The bill would provide the framework for how crypto can be accepted and used as a day-to-day payment option.
The Senate economic affairs committee approved Senator Flavio Arns’s proposal, which seeks to give joint overview to the Brazilian Central Bank and the national tax agency.
Two competing bills presented by senators Styvenson Valentim and Soraya Thronicke were shelved.
The bill defines virtual assets and classifies their service providers, giving the federal government authority to determine which body will be responsible for regulating business.
Senator Iraja Abreu, who wrote the draft, told Bloomberg that Brazil’s Banco Central had a hand in constructing the bill.
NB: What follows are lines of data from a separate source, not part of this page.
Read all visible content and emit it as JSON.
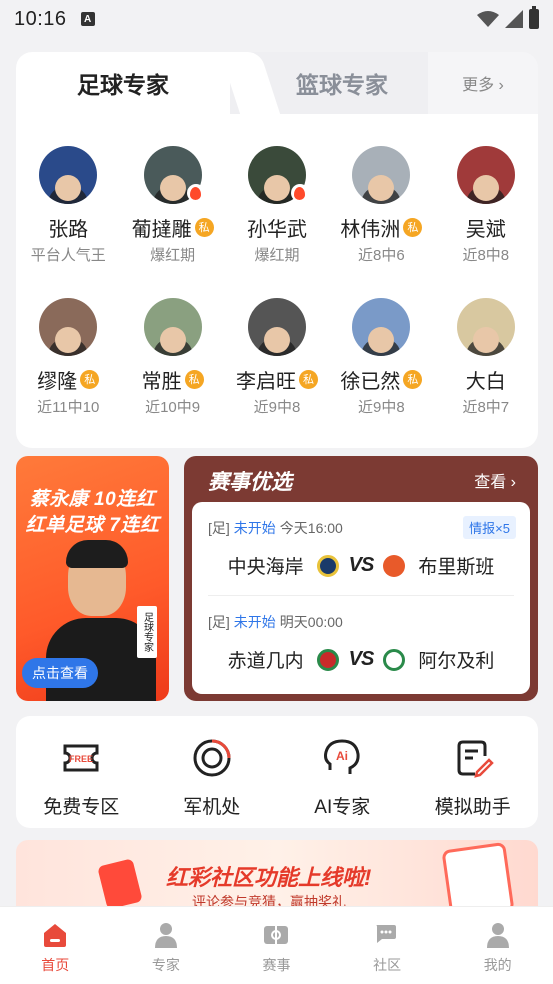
{
  "status_bar": {
    "time": "10:16",
    "a_label": "A"
  },
  "tabs": {
    "active": "足球专家",
    "inactive": "篮球专家",
    "more": "更多 ›"
  },
  "experts": [
    {
      "name": "张路",
      "sub": "平台人气王",
      "private": false,
      "hot": false,
      "color": "#2a4a8a"
    },
    {
      "name": "葡撻雕",
      "sub": "爆红期",
      "private": true,
      "hot": true,
      "color": "#4a5a5a"
    },
    {
      "name": "孙华武",
      "sub": "爆红期",
      "private": false,
      "hot": true,
      "color": "#3a4a3a"
    },
    {
      "name": "林伟洲",
      "sub": "近8中6",
      "private": true,
      "hot": false,
      "color": "#a8b0b8"
    },
    {
      "name": "吴斌",
      "sub": "近8中8",
      "private": false,
      "hot": false,
      "color": "#a03a3a"
    },
    {
      "name": "缪隆",
      "sub": "近11中10",
      "private": true,
      "hot": false,
      "color": "#8a6a5a"
    },
    {
      "name": "常胜",
      "sub": "近10中9",
      "private": true,
      "hot": false,
      "color": "#8aa080"
    },
    {
      "name": "李启旺",
      "sub": "近9中8",
      "private": true,
      "hot": false,
      "color": "#555"
    },
    {
      "name": "徐已然",
      "sub": "近9中8",
      "private": true,
      "hot": false,
      "color": "#7a9ac8"
    },
    {
      "name": "大白",
      "sub": "近8中7",
      "private": false,
      "hot": false,
      "color": "#d8c8a0"
    }
  ],
  "private_label": "私",
  "promo": {
    "line1": "蔡永康 10连红",
    "line2": "红单足球 7连红",
    "button": "点击查看",
    "tag": "足球专家"
  },
  "match": {
    "title": "赛事优选",
    "view": "查看 ›",
    "vs": "VS",
    "rows": [
      {
        "league": "[足]",
        "status": "未开始",
        "time": "今天16:00",
        "badge": "情报×5",
        "home": "中央海岸",
        "away": "布里斯班",
        "home_color": "#1a3a6a",
        "away_color": "#e85a2a"
      },
      {
        "league": "[足]",
        "status": "未开始",
        "time": "明天00:00",
        "badge": "",
        "home": "赤道几内",
        "away": "阿尔及利",
        "home_color": "#c82a2a",
        "away_color": "#2a8a4a"
      }
    ]
  },
  "tools": [
    {
      "label": "免费专区",
      "icon": "free-ticket-icon"
    },
    {
      "label": "军机处",
      "icon": "radar-icon"
    },
    {
      "label": "AI专家",
      "icon": "ai-head-icon"
    },
    {
      "label": "模拟助手",
      "icon": "edit-doc-icon"
    }
  ],
  "free_icon_text": "FREE",
  "ai_icon_text": "Ai",
  "ad": {
    "title": "红彩社区功能上线啦!",
    "sub": "评论参与竞猜，赢抽奖礼"
  },
  "nav": [
    {
      "label": "首页",
      "icon": "home-icon",
      "active": true
    },
    {
      "label": "专家",
      "icon": "person-icon",
      "active": false
    },
    {
      "label": "赛事",
      "icon": "field-icon",
      "active": false
    },
    {
      "label": "社区",
      "icon": "chat-icon",
      "active": false
    },
    {
      "label": "我的",
      "icon": "profile-icon",
      "active": false
    }
  ],
  "colors": {
    "accent": "#e84a3b",
    "blue": "#2f76e8",
    "match_bg": "#7c3a33",
    "private": "#f5a623"
  }
}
“With regulation, cryptocurrency will become even more popular,” Abreu said. “Once this regulation is approved, the trend is that it will be increasingly adopted in the supermarket, in commerce, in a car dealership.”
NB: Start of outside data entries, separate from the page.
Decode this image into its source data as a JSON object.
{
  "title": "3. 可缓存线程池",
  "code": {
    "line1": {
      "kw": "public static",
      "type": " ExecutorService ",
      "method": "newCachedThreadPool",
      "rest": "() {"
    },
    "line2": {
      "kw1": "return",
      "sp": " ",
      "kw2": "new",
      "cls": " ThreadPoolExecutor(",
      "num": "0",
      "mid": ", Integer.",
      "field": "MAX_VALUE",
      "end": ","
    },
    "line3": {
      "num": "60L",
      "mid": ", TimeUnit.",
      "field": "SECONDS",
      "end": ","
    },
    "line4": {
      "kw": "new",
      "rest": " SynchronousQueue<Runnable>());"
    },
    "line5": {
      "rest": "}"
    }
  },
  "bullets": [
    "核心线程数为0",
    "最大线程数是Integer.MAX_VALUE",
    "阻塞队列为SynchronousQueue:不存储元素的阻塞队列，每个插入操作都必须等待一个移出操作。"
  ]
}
According to the bill, crypto providers must prevent money laundering and concealment of assets, while combating criminal organizations, the financing of terrorism, and the proliferation of weapons of mass destruction. The draft proposes a fine or imprisonment for violations.
40% of crypto holders in Brazil earn less than minimum wage
Crypto adoption is expanding dramatically in Brazil, especially among the least wealthy. The Business Administration School of Sao Paulo claims that 40% of holders earn less than the country’s minimum wage.
Brazil will roll out its pilot program for a national digital currency this Sept, before going public in 2024.
Last year, the central bank’s Roberto Campos Neto said that crypto purchases are affecting Brazil’s import figures.
“[Crypto] is already starting to affect even the national accounts, which means it has become a relevant investment instrument,” he told local media outlet Estadao.
The bill must now be voted on by the whole Senate, followed by the lower house. If approved, President Jair Bolsonaro will then sign it into law.